Betty Botter is a tongue-twister written by Carolyn Wells.  It was originally titled "The Butter Betty Bought."  By the middle of the 20th century, it had become part of the Mother Goose collection of nursery rhymes.

Construction
The construction is based on alliteration, using the repeated two-syllable pattern /'b__tə 'b__tə 'b__tə/ with a range of vowels in the first, stressed syllable.
The difficulty is in clearly and consistently differentiating all the vowels from each other.
They are almost all short vowels:
/æ/ batter
/e/ better - Betty
/ɪ/ bitter - bit o'
/ɒ/ Botter
/ʌ/ butter
with one long vowel /ɔ:/ 'Bought a'

Lyrics 
When it was first published in "The Jingle Book" in 1899 it read:

Betty Botta bought some butter;

“But,” said she, “this butter’s bitter!

If I put it in my batter

It will make my batter bitter.

But a bit o’ better butter

Will but make my batter better.”

Then she bought a bit o’ butter

Better than the bitter butter,

Made her bitter batter better.

So ’twas better Betty Botta

Bought a bit o’ better butter.

Variations

Bronte Alberts' version 
Betty Botter bought a bit of butter
But the bit of butter Betty Botter bought was bitter
So Betty Botter bought a better bit of butter

Oscheff Fia's short version 
Betty Botter bought a bit of butter
but the bit of butter was bitter
so Betty Botter bought a bit of better butter
to make the bit of bitter butter better.

A long version 
Betty Botter bought some butter but, she said, this butter's bitter; if I put it in my batter, it will make my batter bitter.

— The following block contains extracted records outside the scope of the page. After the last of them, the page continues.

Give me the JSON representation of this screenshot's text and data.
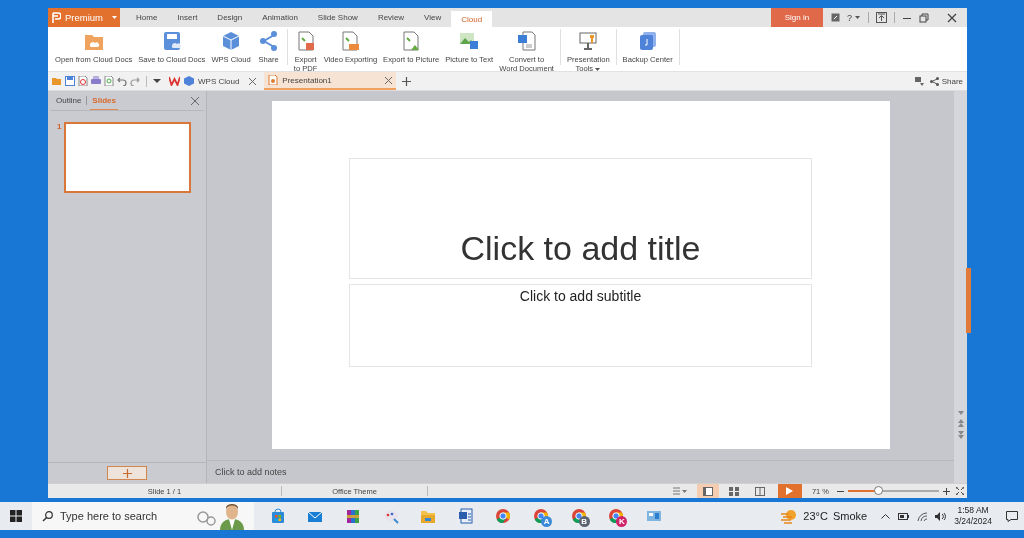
{
  "app": {
    "brand": "Premium",
    "menu_tabs": [
      {
        "label": "Home",
        "selected": false
      },
      {
        "label": "Insert",
        "selected": false
      },
      {
        "label": "Design",
        "selected": false
      },
      {
        "label": "Animation",
        "selected": false
      },
      {
        "label": "Slide Show",
        "selected": false
      },
      {
        "label": "Review",
        "selected": false
      },
      {
        "label": "View",
        "selected": false
      },
      {
        "label": "Cloud",
        "selected": true
      }
    ],
    "sign_in": "Sign in",
    "help": "?"
  },
  "ribbon": {
    "groups": [
      {
        "buttons": [
          {
            "label": "Open from Cloud Docs",
            "kind": "cloud-folder"
          },
          {
            "label": "Save to Cloud Docs",
            "kind": "cloud-save"
          },
          {
            "label": "WPS Cloud",
            "kind": "cube"
          },
          {
            "label": "Share",
            "kind": "share"
          }
        ]
      },
      {
        "buttons": [
          {
            "label": "Export\nto PDF",
            "kind": "pdf"
          },
          {
            "label": "Video Exporting",
            "kind": "video"
          },
          {
            "label": "Export to Picture",
            "kind": "picture-export"
          },
          {
            "label": "Picture to Text",
            "kind": "picture-text"
          },
          {
            "label": "Convert to\nWord Document",
            "kind": "convert"
          }
        ]
      },
      {
        "buttons": [
          {
            "label": "Presentation\nTools",
            "kind": "tools"
          }
        ]
      },
      {
        "buttons": [
          {
            "label": "Backup Center",
            "kind": "backup"
          }
        ]
      }
    ]
  },
  "docbar": {
    "tabs": [
      {
        "label": "WPS Cloud",
        "kind": "cloud",
        "selected": false
      },
      {
        "label": "Presentation1",
        "kind": "presentation",
        "selected": true
      }
    ],
    "share": "Share"
  },
  "panel": {
    "tabs": [
      {
        "label": "Outline",
        "selected": false
      },
      {
        "label": "Slides",
        "selected": true
      }
    ],
    "slides": [
      {
        "number": "1",
        "selected": true
      }
    ]
  },
  "slide": {
    "title_placeholder": "Click to add title",
    "subtitle_placeholder": "Click to add subtitle"
  },
  "notes": {
    "placeholder": "Click to add notes"
  },
  "status_bar": {
    "slide": "Slide 1 / 1",
    "theme": "Office Theme",
    "views": [
      {
        "kind": "normal",
        "selected": true
      },
      {
        "kind": "sorter",
        "selected": false
      },
      {
        "kind": "reading",
        "selected": false
      }
    ],
    "zoom": {
      "reading": "71 %",
      "level": 0.34
    }
  },
  "taskbar": {
    "search_placeholder": "Type here to search",
    "apps": [
      {
        "kind": "store"
      },
      {
        "kind": "mail"
      },
      {
        "kind": "archive"
      },
      {
        "kind": "paint"
      },
      {
        "kind": "folder"
      },
      {
        "kind": "word"
      },
      {
        "kind": "chrome"
      },
      {
        "kind": "chrome",
        "badge": "A",
        "color": "#3b8ad9"
      },
      {
        "kind": "chrome",
        "badge": "B",
        "color": "#5a6470"
      },
      {
        "kind": "chrome",
        "badge": "K",
        "color": "#d0246a"
      },
      {
        "kind": "window"
      }
    ],
    "weather": {
      "temperature": "23°C",
      "condition": "Smoke"
    },
    "time": "1:58 AM",
    "date": "3/24/2024"
  }
}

But, a bit of better butter will make my batter better. So 'twas better Betty Botter bought a bit of better butter.

Betty Batta 
Betty Batta bought some butter, but she said "this butter's bitter if I put it in my batter it will make my batter bitter". So she bought some better butter, better than the bitter butter put it in her batter and the batter tasted better.

James Josie's Version 
Betty Botter bought some butter,
But Betty Botter found her butter bitter.

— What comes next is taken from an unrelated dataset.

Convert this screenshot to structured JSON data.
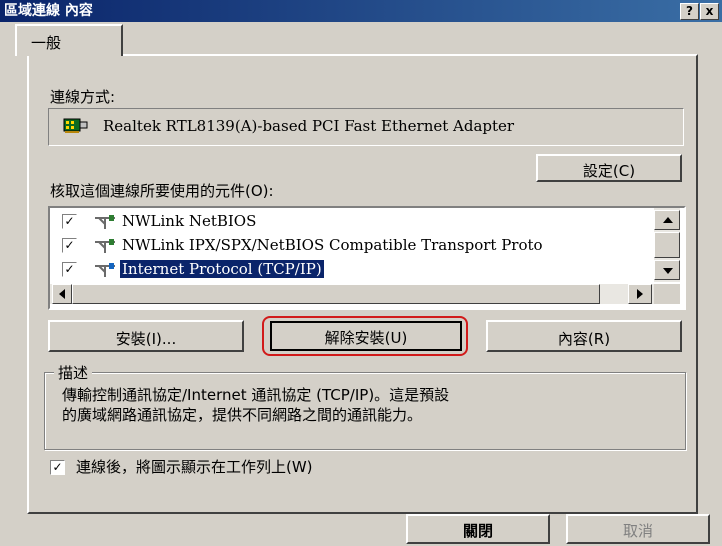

So Betty Botter bought some better butter.

A little bit of bitter butter didn't bother Betty.

But her better butter better not be bitter!

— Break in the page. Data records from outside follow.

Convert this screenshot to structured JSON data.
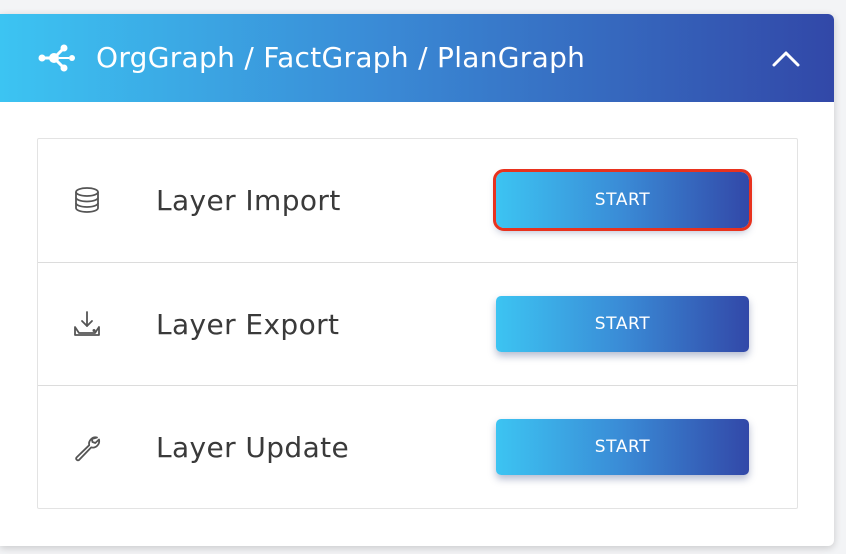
{
  "header": {
    "title": "OrgGraph / FactGraph / PlanGraph",
    "icon": "graph-nodes-icon",
    "collapse_icon": "chevron-up-icon"
  },
  "rows": [
    {
      "label": "Layer Import",
      "icon": "database-icon",
      "button_label": "START"
    },
    {
      "label": "Layer Export",
      "icon": "download-tray-icon",
      "button_label": "START"
    },
    {
      "label": "Layer Update",
      "icon": "wrench-icon",
      "button_label": "START"
    }
  ],
  "colors": {
    "gradient_start": "#3cc4f2",
    "gradient_end": "#3248a8",
    "highlight": "#e8321e"
  }
}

There was an animated version featured on PBS Kids Television Channel, animated by Lynn Tomlinson. In this variation the rhyme is as follows:

Betty Botter bought some butter,

but the butter, it was bitter.

If she put it in her batter, it would make her batter bitter,

but a bit of better butter, that would make her batter better.

So, she bought a bit of butter, better than her bitter butter,

And she put it in her batter, and her batter was not bitter.

So, T'was better Betty Botter bought a bit of better butter.

 Betty Botter bought some butter...

Betty Botter bought some butter
but she said the butter was bitter
if I put it in my batter, it would make my batter bitter 
but a bit of better butter would make my batter better
So, Betty Botter bought some butter better than her bitter butter
and if I put it in my batter it would make my batter better.

Another version (from the UK) 
 
Betty bought a bit of butter, but the bit of butter Betty bought was bitter.
So Betty bought a better bit of butter, to make the bitter bit of butter better.